At Almrei's second application for release, in 2005, he attracted the attention of Alexandre Trudeau, who offered to post C$5000 after meeting him while filming a documentary on the security certificate issue. He was again requesting to be released to Ralph and Hanson who volunteered to coach him towards studying at the University of Toronto. In addition, his close friend Hassan Ahmed offered to post C$3000 in bail. Elizabeth and Francis Barningham put forward C$10,000 as did Frank Lloyd Showler, a retired human rights activist. Imam Ali Hindy offered C$28,000, Matthew Barents offered C$2500, professor Sharon Aiken offered C$1000 and another five people also donated C$100 or less, including Member of Parliament Alexa McDonough.

At his third application for release in 2007, Almrei was supported by two new Members of Parliament who offered to act as sureties and post bail for him, Bill Siksay (C$10,000) and Andrew Telegdi (C$500), while McDonough again reiterated symbolic support ($250) and Trudeau again offered C$5000, while Ralph and Hanson increased their bail offer to C$60,000. Erma Wolfe also offered C$3000 and suggested Almrei could live in the basement apartment attached to her house. And Hindy, the local Imam, gathered C$15,000 from the local Muslim community to contribute. On October 5, Justice Lemieux dismissed the application noting that the proposed bail conditions were "wholly inadequate".

In Carolyn Layden-Stevenson's ruling rejecting the second application, she quoted a confidential CSIS agent named only as P.G. as having testified about Ahmed Khadr dying in 2004, when he actually died in 2003. He also stated that he "was not aware" of any detainees in Guantanamo or elsewhere who had not "take[n] up terrorist activities" once they were released, even though 279 detainees had been released from Guantanamo alone, of whom between 3-30 were alleged to have taken up militant activities upon their release. Another CSIS agent identified only as J.P., the Deputy Chief of Counterterrorism and Counterproliferation in the Ottawa Regional Office as of 2005, testified against the petitions for release by Almrei, Jaballah and Charkaoui. J.P. also testified that the Peshawar guest house had been "associated with al-Qaeda... since 1984", although even the most liberal estimates suggest that the group did not exist until 1988–1990.
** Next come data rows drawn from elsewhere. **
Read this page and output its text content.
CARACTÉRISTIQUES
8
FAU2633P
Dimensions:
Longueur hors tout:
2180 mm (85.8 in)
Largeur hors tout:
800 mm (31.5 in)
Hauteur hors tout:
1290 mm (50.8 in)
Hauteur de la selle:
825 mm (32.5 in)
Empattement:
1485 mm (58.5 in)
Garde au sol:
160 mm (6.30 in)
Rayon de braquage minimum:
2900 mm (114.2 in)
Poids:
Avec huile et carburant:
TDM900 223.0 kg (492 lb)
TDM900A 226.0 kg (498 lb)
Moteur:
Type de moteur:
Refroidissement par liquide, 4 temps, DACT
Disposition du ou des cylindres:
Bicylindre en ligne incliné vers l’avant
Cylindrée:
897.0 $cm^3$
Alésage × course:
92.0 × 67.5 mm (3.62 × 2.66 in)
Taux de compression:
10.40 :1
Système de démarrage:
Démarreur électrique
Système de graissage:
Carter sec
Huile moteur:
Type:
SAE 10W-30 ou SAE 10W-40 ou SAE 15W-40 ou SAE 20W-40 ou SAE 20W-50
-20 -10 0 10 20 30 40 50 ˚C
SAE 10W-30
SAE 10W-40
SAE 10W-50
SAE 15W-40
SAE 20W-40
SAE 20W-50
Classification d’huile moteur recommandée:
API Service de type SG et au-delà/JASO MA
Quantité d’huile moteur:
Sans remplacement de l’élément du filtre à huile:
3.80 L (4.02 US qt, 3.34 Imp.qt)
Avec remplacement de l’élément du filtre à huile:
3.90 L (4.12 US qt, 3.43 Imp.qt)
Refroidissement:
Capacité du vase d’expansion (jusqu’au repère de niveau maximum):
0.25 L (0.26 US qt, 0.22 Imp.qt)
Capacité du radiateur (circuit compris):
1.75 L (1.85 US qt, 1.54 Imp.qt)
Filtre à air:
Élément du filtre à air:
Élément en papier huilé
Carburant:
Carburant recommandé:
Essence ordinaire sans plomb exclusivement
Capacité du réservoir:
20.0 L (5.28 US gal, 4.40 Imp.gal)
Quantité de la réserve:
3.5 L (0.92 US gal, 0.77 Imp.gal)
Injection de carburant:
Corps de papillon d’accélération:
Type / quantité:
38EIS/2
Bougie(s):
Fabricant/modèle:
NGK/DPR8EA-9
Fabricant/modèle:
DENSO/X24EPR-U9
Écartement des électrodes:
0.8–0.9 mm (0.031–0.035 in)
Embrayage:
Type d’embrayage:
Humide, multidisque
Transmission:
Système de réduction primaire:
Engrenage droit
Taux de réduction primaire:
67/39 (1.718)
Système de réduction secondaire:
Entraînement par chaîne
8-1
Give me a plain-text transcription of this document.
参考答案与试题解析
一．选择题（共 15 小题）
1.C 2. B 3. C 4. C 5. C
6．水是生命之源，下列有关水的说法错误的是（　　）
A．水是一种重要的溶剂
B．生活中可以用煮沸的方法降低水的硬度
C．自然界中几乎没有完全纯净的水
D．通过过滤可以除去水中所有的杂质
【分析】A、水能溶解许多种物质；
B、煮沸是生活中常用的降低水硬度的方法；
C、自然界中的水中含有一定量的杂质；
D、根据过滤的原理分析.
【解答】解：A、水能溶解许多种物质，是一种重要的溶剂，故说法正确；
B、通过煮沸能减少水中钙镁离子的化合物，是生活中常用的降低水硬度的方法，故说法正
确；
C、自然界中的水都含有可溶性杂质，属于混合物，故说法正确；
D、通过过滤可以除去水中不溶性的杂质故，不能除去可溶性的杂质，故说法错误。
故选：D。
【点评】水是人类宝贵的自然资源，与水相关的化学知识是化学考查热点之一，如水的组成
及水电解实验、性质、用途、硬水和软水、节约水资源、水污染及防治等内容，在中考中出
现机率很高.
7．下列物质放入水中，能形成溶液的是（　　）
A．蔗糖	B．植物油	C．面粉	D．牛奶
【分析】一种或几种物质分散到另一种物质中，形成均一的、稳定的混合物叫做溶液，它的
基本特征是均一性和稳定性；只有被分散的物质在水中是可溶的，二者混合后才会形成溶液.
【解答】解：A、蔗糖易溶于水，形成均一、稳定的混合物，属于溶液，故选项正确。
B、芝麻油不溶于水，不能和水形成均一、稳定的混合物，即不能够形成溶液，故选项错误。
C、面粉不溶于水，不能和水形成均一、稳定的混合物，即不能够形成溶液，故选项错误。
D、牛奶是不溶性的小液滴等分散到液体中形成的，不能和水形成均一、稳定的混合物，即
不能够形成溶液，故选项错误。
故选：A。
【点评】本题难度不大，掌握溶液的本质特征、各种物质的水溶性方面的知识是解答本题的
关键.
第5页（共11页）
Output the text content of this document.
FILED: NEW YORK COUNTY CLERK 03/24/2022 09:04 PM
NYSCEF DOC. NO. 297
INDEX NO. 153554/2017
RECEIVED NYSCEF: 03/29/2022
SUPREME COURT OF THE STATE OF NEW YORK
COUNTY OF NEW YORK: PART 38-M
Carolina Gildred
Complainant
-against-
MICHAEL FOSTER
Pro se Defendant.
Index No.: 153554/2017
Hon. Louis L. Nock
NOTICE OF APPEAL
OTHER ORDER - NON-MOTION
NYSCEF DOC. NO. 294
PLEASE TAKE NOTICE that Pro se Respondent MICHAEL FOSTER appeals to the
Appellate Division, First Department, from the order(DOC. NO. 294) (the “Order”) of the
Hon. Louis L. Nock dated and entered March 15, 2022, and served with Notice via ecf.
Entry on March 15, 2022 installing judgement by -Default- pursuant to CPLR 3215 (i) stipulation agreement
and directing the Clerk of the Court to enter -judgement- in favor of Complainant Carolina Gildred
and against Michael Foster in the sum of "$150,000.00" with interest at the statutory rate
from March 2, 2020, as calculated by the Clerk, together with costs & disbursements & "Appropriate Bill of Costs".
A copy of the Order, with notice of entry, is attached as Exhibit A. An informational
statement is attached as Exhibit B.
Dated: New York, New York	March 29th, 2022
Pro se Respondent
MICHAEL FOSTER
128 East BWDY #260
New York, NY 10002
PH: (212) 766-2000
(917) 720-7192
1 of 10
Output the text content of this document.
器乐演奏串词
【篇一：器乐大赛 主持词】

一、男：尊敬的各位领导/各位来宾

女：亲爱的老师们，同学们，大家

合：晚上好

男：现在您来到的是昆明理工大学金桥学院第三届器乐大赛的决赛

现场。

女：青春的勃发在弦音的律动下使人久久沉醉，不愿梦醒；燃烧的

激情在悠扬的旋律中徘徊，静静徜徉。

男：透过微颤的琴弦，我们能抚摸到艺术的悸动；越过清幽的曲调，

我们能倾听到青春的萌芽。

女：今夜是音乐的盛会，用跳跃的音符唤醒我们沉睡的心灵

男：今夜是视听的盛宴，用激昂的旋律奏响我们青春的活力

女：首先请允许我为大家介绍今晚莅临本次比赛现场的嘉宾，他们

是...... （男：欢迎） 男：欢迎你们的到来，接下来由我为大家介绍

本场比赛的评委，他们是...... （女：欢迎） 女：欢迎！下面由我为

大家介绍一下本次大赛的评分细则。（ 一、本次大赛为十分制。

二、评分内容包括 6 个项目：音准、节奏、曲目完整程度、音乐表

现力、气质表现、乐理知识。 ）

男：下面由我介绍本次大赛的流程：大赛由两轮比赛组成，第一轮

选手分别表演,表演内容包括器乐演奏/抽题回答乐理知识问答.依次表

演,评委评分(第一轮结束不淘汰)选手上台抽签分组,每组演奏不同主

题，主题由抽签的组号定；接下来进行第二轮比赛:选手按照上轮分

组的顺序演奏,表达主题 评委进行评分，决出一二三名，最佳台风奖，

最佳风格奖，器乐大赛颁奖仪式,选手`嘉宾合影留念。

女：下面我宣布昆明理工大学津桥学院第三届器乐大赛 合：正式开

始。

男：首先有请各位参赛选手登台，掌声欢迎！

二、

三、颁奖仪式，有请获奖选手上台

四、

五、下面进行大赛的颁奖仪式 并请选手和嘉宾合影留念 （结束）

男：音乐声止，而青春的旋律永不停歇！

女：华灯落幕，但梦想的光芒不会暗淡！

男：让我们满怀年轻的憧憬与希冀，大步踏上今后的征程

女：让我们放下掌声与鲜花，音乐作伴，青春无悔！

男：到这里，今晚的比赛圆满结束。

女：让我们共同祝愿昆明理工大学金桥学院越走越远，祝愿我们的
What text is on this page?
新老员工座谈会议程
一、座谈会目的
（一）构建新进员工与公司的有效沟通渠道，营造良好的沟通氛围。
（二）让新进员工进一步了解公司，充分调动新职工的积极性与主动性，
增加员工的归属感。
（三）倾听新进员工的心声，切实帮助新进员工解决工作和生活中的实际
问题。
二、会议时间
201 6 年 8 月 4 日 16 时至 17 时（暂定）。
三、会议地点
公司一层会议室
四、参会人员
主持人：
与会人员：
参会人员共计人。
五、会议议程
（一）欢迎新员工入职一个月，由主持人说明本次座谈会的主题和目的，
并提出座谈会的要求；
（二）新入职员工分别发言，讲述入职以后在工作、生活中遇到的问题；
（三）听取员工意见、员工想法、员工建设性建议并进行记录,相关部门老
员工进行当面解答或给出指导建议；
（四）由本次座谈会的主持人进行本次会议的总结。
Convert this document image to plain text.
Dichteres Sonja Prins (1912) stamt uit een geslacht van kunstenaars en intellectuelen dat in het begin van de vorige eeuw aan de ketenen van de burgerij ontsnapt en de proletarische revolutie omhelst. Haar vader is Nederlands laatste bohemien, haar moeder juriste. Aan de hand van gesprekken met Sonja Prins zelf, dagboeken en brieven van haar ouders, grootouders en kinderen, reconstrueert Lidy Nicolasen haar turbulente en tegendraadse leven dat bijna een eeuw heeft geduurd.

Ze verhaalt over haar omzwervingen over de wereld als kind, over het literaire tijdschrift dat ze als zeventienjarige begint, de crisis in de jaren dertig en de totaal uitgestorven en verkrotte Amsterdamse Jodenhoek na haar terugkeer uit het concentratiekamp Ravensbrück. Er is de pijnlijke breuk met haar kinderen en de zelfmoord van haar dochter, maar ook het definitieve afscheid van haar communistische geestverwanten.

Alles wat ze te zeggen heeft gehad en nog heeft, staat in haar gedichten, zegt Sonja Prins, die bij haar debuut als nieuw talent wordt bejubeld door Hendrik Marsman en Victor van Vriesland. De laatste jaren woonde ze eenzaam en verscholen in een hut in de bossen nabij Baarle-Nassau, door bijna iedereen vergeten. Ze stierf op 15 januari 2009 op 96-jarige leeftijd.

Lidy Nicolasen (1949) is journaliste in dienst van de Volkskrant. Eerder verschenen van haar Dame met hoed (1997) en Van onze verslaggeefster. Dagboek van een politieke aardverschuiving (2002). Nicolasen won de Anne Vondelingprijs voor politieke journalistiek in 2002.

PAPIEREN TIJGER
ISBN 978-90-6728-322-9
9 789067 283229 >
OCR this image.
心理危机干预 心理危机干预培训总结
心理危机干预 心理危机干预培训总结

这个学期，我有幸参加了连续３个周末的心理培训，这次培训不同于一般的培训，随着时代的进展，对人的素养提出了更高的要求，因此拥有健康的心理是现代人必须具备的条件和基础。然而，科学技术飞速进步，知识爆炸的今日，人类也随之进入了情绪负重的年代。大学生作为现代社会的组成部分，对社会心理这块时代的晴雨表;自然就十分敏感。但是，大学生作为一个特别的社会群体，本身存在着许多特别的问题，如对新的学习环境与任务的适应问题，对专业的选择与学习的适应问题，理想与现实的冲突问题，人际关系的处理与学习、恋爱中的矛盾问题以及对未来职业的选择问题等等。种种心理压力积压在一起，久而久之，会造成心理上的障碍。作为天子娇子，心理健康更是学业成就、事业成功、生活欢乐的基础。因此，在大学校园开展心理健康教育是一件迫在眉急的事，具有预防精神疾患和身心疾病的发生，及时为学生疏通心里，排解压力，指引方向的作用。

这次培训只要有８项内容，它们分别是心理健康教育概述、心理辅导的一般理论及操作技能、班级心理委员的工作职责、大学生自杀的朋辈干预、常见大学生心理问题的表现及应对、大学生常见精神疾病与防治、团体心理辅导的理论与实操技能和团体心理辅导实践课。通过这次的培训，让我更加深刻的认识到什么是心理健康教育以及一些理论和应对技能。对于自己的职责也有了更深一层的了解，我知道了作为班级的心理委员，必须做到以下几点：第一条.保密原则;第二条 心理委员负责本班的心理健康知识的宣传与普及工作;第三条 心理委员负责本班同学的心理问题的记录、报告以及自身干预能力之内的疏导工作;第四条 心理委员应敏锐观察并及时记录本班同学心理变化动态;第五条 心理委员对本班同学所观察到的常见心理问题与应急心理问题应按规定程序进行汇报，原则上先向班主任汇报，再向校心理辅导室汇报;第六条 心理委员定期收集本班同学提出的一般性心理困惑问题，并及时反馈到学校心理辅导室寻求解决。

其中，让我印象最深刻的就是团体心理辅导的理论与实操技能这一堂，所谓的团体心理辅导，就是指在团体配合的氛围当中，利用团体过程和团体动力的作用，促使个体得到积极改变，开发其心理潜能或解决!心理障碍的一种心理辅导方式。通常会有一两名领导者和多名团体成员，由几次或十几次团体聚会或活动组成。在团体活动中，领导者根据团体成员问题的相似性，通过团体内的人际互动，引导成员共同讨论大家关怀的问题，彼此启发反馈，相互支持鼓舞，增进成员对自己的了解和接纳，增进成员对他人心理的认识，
Almrei was ordered released under house arrest by Federal Court Justice Richard Mosley on January 2, 2009, under strict monitoring conditions including an electronic tracking leg-bracelet. This judge was a federal assistant deputy justice minister who helped draft Canada's post 9/11 anti-terror laws before being appointed in 2003.

===Release===
On December 14, 2009, more than eight years after his arrest, the same judge who ordered his house arrest disposed the security certificate against him. The judge concluded that the evidence – both secret and public – against him did not hold up to scrutiny. While there were "reasonable grounds to believe that Hassan Almrei was a danger to the security of Canada when he was detained in 2001" he concluded that "there are no longer reasonable grounds to believe that he is a security risk today". In a comment this was paraphrased: what was reasonable in 2001 because much was unknown, was not reasonable anymore in 2009,

The court was critical of CSIS and the federal ministers of Public Safety and Immigration, who signed a new certificate in 2008 against Almrei and four others. Mosley said CSIS and the ministers "breached their duties of utmost good faith and candour to the court by not thoroughly reviewing the information in their possession, prior to the issuance of the February 2008 certificate."

Earlier in 2009, another judge threw out a security certificate against Adil Charkaoui, after the Canadian Security Intelligence Service withdrew secret evidence, fearing its disclosure would jeopardize its sources.